Posterior Approximation using Stochastic Gradient Ascent with Adaptive Stepsize
This work provides a scalable solution for posterior approximation in Bayesian nonparametrics, addressing a bottleneck for researchers and practitioners dealing with large datasets, though it is incremental as it builds on existing stochastic optimization techniques.
The authors tackled the problem of scaling Bayesian nonparametrics like Dirichlet process mixtures to large datasets by proposing a stochastic gradient ascent method with adaptive stepsize, achieving comparable performance to closed-form methods without sacrificing speed.

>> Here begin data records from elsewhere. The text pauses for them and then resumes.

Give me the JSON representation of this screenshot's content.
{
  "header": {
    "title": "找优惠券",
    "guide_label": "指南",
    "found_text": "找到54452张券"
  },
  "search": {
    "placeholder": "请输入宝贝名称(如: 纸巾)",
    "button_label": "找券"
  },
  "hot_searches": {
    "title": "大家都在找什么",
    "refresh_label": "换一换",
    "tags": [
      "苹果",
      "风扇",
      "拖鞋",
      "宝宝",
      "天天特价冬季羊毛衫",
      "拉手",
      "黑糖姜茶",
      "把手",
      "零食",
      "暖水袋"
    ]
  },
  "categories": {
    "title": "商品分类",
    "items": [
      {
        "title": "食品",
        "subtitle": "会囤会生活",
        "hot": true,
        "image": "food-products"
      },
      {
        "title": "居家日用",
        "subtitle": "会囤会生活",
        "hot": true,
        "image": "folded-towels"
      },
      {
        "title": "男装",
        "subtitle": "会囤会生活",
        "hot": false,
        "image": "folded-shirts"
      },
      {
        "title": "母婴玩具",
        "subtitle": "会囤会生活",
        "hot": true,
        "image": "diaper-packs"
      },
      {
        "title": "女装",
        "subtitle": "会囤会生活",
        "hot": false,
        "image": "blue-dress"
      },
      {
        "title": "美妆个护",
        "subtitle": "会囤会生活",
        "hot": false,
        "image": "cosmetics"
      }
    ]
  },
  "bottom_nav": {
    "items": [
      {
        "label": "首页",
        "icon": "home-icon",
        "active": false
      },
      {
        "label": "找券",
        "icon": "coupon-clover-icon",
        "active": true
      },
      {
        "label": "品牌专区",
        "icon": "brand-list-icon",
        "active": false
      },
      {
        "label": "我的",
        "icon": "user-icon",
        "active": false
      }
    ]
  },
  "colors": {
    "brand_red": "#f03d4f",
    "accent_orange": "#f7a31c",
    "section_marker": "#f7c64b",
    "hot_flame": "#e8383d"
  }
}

Scalable algorithms of posterior approximation allow Bayesian nonparametrics such as Dirichlet process mixture to scale up to larger dataset at fractional cost. Recent algorithms, notably the stochastic variational inference performs local learning from minibatch. The main problem with stochastic variational inference is that it relies on closed form solution. Stochastic gradient ascent is a modern approach to machine learning and is widely deployed in the training of deep neural networks. In this work, we explore using stochastic gradient ascent as a fast algorithm for the posterior approximation of Dirichlet process mixture. However, stochastic gradient ascent alone is not optimal for learning. In order to achieve both speed and performance, we turn our focus to stepsize optimization in stochastic gradient ascent. As as intermediate approach, we first optimize stepsize using the momentum method. Finally, we introduce Fisher information to allow adaptive stepsize in our posterior approximation. In the experiments, we justify that our approach using stochastic gradient ascent do not sacrifice performance for speed when compared to closed form coordinate ascent learning on these datasets. Lastly, our approach is also compatible with deep ConvNet features as well as scalable to large class datasets such as Caltech256 and SUN397.